Mrs. Yifat Alon Perel, Director of Bilateral Trade and Economic Agreements at the Foreign Trade Administration and head of the Israeli negotiating team, said: “Free trade agreements constitute a significant infrastructural framework for Israeli exports. Today, some 65% of Israeli exports are directed to countries with which Israel has free trade agreements and this gives exporters customs benefits and a competitive edge, among other advantages. The Foreign Trade Administration continues to act for the benefit of exporters by ensuring their products remain competitive and by creating better access to new markets. This is done by striving to remove trade obstacles exporters may encounter when trying to enter new markets. As of today, Israeli industry enjoys a competitive advantage in Latin America in exports to the Mercosur bloc which includes Brazil, Argentina, Uruguay and Paraguay. Israel is the only non-Latin American country with an active free trade agreement with this important bloc. In addition, Israel has an active trade agreement with Mexico and two years ago signed a free trade agreement with Colombia which is expected to take effect in the coming year. Our goal is to expand the benefits Israeli industry enjoys to additional countries. The agreement with Panama will be the fourth one Israel has signed in Latin America. Strengthening economic relations with Panama is doubly important, both in opening new markets for Israeli industry but also in strengthening Israel’s position among Latin American countries”.

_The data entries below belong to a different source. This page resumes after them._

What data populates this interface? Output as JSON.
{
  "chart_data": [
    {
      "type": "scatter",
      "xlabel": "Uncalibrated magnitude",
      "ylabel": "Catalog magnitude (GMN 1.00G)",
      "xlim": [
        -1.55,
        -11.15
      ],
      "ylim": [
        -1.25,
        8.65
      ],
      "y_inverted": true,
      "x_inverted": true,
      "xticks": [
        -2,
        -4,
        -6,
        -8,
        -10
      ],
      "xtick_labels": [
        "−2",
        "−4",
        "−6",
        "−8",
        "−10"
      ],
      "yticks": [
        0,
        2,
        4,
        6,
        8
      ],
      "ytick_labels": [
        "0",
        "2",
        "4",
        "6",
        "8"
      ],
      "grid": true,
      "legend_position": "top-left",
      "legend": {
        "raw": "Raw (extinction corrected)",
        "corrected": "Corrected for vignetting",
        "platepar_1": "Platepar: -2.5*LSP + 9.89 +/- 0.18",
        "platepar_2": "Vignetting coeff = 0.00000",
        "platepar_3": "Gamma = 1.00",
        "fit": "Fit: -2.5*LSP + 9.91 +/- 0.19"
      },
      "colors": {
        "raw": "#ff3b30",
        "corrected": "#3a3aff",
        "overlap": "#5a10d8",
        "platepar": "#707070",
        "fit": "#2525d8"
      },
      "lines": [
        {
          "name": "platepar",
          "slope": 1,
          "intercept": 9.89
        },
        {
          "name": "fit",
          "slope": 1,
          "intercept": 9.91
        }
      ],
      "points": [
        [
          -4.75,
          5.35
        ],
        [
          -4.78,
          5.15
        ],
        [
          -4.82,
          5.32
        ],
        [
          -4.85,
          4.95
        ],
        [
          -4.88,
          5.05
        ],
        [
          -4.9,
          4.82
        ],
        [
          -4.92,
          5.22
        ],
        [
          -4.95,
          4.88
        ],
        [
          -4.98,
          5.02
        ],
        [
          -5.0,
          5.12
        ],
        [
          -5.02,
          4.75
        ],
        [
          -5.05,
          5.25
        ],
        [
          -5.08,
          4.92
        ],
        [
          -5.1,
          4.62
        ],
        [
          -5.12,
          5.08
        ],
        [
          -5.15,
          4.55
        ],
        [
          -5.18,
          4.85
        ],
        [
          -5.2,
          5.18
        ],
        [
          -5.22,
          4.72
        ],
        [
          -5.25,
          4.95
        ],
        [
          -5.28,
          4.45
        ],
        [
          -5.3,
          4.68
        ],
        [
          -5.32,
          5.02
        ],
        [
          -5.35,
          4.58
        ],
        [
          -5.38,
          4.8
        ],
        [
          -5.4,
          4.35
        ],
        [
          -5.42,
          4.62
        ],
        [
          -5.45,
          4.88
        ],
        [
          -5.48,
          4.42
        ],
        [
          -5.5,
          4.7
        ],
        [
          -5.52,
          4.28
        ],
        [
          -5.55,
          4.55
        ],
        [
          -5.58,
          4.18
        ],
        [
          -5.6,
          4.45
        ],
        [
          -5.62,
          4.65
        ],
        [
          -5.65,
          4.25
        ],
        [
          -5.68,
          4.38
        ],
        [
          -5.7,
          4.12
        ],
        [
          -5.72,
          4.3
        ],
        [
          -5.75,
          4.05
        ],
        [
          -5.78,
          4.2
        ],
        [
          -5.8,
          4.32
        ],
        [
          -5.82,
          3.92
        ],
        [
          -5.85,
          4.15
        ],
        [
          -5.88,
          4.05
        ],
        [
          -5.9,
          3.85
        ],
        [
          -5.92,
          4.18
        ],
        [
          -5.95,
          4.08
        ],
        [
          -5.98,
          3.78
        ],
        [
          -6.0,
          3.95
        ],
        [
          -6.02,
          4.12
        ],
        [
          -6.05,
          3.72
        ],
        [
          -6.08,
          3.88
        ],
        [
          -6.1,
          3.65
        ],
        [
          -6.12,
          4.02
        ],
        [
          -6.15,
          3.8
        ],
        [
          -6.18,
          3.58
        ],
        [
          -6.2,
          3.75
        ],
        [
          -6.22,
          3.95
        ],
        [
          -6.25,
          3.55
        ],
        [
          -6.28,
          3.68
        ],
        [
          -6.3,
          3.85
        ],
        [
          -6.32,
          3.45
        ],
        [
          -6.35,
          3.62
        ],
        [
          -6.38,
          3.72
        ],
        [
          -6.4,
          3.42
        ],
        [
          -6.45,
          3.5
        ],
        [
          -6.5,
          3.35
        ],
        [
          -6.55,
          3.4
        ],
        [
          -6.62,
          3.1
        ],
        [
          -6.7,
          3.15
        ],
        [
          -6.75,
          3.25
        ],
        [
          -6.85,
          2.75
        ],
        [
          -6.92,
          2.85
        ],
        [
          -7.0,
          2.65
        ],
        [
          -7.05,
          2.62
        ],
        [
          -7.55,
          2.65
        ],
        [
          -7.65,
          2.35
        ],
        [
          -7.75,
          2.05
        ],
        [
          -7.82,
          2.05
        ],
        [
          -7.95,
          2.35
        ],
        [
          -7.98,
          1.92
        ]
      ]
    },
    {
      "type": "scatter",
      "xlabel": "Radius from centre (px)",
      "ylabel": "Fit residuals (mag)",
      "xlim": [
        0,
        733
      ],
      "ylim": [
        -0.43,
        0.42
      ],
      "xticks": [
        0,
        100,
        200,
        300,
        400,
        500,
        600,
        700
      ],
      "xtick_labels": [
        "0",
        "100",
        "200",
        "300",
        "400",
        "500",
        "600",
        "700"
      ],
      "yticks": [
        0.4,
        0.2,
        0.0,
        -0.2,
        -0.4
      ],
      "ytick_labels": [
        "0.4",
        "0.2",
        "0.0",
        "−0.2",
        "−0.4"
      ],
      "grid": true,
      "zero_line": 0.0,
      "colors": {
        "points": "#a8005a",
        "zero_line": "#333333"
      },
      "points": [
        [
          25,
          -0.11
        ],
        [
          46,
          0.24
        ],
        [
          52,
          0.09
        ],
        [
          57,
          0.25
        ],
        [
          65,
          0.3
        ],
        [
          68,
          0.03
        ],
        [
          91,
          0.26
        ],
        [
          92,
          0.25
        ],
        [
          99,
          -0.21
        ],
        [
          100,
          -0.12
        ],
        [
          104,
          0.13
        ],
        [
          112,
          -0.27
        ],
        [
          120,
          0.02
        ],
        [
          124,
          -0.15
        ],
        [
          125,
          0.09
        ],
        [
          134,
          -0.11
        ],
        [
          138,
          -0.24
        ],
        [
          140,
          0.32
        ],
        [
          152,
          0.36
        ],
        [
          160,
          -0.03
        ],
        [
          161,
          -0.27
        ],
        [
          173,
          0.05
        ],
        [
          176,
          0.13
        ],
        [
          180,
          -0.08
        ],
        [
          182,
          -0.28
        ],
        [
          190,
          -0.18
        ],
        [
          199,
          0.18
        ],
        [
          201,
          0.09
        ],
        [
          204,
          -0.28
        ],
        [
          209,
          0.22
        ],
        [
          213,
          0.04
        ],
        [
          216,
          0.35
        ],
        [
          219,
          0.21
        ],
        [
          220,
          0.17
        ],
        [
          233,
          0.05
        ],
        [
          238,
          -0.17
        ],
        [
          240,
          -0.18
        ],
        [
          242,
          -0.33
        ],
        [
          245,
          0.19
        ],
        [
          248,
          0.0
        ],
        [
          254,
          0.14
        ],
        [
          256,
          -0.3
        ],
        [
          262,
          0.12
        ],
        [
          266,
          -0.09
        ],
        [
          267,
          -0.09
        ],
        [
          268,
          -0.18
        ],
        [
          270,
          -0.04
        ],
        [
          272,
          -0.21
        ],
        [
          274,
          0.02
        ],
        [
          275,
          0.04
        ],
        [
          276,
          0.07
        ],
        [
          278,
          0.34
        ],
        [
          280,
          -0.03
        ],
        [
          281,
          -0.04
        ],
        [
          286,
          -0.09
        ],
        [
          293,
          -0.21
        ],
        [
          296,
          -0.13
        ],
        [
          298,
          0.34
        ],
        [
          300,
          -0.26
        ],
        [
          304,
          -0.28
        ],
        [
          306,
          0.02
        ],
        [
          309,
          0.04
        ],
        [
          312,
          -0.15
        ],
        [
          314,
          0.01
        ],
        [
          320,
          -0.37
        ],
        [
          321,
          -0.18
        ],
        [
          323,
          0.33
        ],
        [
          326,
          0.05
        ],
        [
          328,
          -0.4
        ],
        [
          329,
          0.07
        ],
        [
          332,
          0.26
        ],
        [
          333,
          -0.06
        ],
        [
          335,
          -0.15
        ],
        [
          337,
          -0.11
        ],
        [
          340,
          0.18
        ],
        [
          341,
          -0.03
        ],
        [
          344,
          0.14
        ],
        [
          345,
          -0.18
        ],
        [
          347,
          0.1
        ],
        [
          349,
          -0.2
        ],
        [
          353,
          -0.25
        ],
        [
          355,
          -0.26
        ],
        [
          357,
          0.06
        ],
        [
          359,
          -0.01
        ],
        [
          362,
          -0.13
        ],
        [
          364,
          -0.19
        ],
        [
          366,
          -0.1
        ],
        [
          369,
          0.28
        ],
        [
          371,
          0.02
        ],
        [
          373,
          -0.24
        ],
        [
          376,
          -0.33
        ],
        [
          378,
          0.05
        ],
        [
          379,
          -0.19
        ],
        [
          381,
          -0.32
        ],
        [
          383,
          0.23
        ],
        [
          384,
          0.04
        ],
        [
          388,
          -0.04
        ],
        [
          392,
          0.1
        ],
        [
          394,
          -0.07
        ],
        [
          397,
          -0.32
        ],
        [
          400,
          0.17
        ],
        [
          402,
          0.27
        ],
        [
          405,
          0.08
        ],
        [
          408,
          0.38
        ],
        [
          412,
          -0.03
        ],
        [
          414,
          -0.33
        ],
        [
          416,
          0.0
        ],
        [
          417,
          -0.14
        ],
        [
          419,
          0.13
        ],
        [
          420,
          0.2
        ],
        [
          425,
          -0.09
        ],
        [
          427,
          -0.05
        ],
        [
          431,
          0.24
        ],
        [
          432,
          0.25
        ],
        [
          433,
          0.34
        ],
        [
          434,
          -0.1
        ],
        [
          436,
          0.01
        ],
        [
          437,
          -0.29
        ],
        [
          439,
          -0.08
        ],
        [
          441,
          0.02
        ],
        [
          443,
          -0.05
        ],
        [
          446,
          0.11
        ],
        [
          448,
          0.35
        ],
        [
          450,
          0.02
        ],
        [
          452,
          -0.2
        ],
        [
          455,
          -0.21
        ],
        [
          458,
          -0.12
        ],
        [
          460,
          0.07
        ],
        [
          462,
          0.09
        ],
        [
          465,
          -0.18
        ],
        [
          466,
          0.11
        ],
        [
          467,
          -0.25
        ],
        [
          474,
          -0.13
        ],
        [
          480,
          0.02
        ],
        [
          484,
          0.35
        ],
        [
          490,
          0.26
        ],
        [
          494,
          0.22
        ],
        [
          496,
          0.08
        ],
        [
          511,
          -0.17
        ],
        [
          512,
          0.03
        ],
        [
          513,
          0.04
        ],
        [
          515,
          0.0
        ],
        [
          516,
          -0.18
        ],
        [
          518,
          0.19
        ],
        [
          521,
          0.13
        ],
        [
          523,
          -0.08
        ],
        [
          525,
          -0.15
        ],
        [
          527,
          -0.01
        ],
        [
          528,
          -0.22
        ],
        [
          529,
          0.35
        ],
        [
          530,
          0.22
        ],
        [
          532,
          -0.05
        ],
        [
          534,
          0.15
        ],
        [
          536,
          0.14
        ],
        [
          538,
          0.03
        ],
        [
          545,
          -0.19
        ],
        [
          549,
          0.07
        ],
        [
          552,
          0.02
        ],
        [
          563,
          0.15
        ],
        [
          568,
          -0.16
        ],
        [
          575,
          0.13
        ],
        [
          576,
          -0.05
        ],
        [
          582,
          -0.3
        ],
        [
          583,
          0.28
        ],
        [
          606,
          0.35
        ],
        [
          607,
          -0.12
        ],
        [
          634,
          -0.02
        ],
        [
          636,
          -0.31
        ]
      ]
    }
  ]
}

According to the Foreign Trade Administration at the Israeli Ministry of Economy, the economy of Panama is based mainly on a highly developed services sector, which represents more than three-quarters of the country’s GDP, and includes management of the Panama Canal, logistics, banking, the Colon Free Trade Zone, insurance, operation of the ports, shipping registration and tourism. The rate of economic growth in Panama reached 8.4% in 2013 and 6.2% in 2014, significantly higher than the average for Latin America and the Caribbean Islands (1.7% in 2014, according to World Bank data). Panama’s growth is attributed among other things to the widening of the Panama Canal, begun in 2007 at a cost of $5.3 billion. Additional infrastructure development projects expected to take place may also draw Israeli companies with relevant experience.

The country’s modest exports reach only $25 million, but may grow in light of the agreement and in light of Panama’s role as a bridge to other countries in the region.